A determinação é da juíza Edna Ederli Coutinho, do Núcleo de Justiça 4.0 do Juízo das Garantias da Comarca de Cuiabá, e foi publicada no dia 19 de agosto. A medida atende a uma representação apresentada pela titular da serventia.
A apuração deverá investigar possíveis crimes contra a fé pública, como falsificação de documento público e uso irregular de selos digitais em Autorizações para Transferência de Propriedade de Veículo Digital (ATPV-e).
A suspeita surgiu depois que o Departamento Estadual de Trânsito de Mato Grosso (Detran-MT) encaminhou documentos ao cartório para verificar a autenticidade das informações.
Na análise, a serventia constatou que algumas assinaturas não correspondiam aos registros mantidos pela unidade. Também foram encontrados selos vinculados ao 7º Serviço Notarial, mas que, segundo o próprio cartório, não haviam sido emitidos por ele.
Diante das inconsistências, a juíza considerou haver indícios suficientes para justificar a investigação policial. O objetivo é identificar quem teria realizado as adulterações e verificar se os beneficiários das transferências de veículos tiveram participação na suposta fraude.
Outro caso
A suspeita envolvendo o cartório de Cuiabá surge em meio a outra investigação relacionada ao possível uso fraudulento de selos digitais, desta vez em uma Cédula de Produto Rural apresentada em Paranatinga.
Nesse caso, o documento foi entregue ao Cartório do 1º Ofício de Paranatinga com selos que supostamente seriam do 7º Serviço Notarial de Cuiabá.
Uma verificação posterior, porém, apontou que os selos estavam vinculados ao 2º Ofício de Primavera do Leste. A inconsistência levou à abertura de procedimento para apurar uma possível fraude.
Inicialmente, o caso ficou sob responsabilidade da 2ª Vara da Comarca de Paranatinga, que entendeu que a investigação deveria ser encaminhada a Cuiabá, por considerar que a falsificação poderia ter ocorrido na Capital.
O Núcleo de Justiça 4.0 do Juízo das Garantias de Cuiabá discordou e sustentou que a apuração deveria permanecer em Paranatinga, onde o documento suspeito foi apresentado e a possível fraude descoberta.

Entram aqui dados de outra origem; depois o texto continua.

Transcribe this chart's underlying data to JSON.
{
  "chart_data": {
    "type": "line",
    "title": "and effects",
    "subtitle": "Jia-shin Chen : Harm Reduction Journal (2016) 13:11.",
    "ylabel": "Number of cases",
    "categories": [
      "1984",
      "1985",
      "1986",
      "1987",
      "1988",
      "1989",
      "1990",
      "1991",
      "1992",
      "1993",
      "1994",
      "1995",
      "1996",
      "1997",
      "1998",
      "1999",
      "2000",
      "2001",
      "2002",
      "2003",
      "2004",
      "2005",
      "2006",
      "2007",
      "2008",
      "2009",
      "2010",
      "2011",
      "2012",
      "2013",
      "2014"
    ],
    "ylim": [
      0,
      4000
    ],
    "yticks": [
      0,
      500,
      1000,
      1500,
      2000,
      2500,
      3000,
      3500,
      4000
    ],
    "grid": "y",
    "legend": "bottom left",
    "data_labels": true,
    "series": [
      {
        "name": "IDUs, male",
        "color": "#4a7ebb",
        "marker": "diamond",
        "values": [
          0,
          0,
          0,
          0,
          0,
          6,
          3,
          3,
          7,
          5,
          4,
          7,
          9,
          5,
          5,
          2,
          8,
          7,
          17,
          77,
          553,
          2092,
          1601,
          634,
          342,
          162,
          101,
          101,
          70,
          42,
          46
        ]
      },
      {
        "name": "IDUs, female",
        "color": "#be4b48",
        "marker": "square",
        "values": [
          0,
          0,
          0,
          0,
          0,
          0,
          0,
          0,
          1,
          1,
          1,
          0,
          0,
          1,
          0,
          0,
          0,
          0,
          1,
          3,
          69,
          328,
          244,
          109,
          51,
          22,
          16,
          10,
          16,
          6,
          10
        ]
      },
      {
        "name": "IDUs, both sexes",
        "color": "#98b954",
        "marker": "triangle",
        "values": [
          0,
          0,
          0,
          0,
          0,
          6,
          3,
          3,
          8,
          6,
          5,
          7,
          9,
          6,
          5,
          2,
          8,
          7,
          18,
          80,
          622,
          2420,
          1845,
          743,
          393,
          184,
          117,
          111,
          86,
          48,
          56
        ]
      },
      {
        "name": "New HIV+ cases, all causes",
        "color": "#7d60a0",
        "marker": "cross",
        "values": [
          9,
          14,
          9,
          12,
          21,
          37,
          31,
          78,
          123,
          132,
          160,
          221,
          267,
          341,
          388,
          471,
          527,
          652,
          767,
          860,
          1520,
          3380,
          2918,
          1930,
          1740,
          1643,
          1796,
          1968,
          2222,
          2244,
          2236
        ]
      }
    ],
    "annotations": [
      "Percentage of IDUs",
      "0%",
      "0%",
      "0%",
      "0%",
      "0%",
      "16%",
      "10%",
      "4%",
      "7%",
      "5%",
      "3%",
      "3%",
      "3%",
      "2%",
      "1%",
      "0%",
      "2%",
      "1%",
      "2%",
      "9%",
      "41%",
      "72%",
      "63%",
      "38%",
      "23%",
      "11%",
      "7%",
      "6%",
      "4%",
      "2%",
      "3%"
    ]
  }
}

A divergência resultou em um conflito de competência analisado pela desembargadora Juanita Cruz da Silva Clait Duarte. A relatora entendeu que ainda não há elementos para apontar onde ocorreu a eventual adulteração nem quem seriam os responsáveis.
Segundo ela, manter a investigação em Paranatinga também facilita a produção de provas e a identificação dos envolvidos. Com isso, ficou definido que o procedimento continuará tramitando na 2ª Vara da comarca.
“Por essa razão, além de inexistir fundamento jurídico para deslocar a competência à Comarca de Cuiabá, a manutenção do feito perante a Comarca de Paranatinga prestigia a própria efetividade da investigação, facilitando a colheita da prova, a identificação do eventual investigado e a reconstrução da dinâmica dos fatos”, afirmou a desembargadora.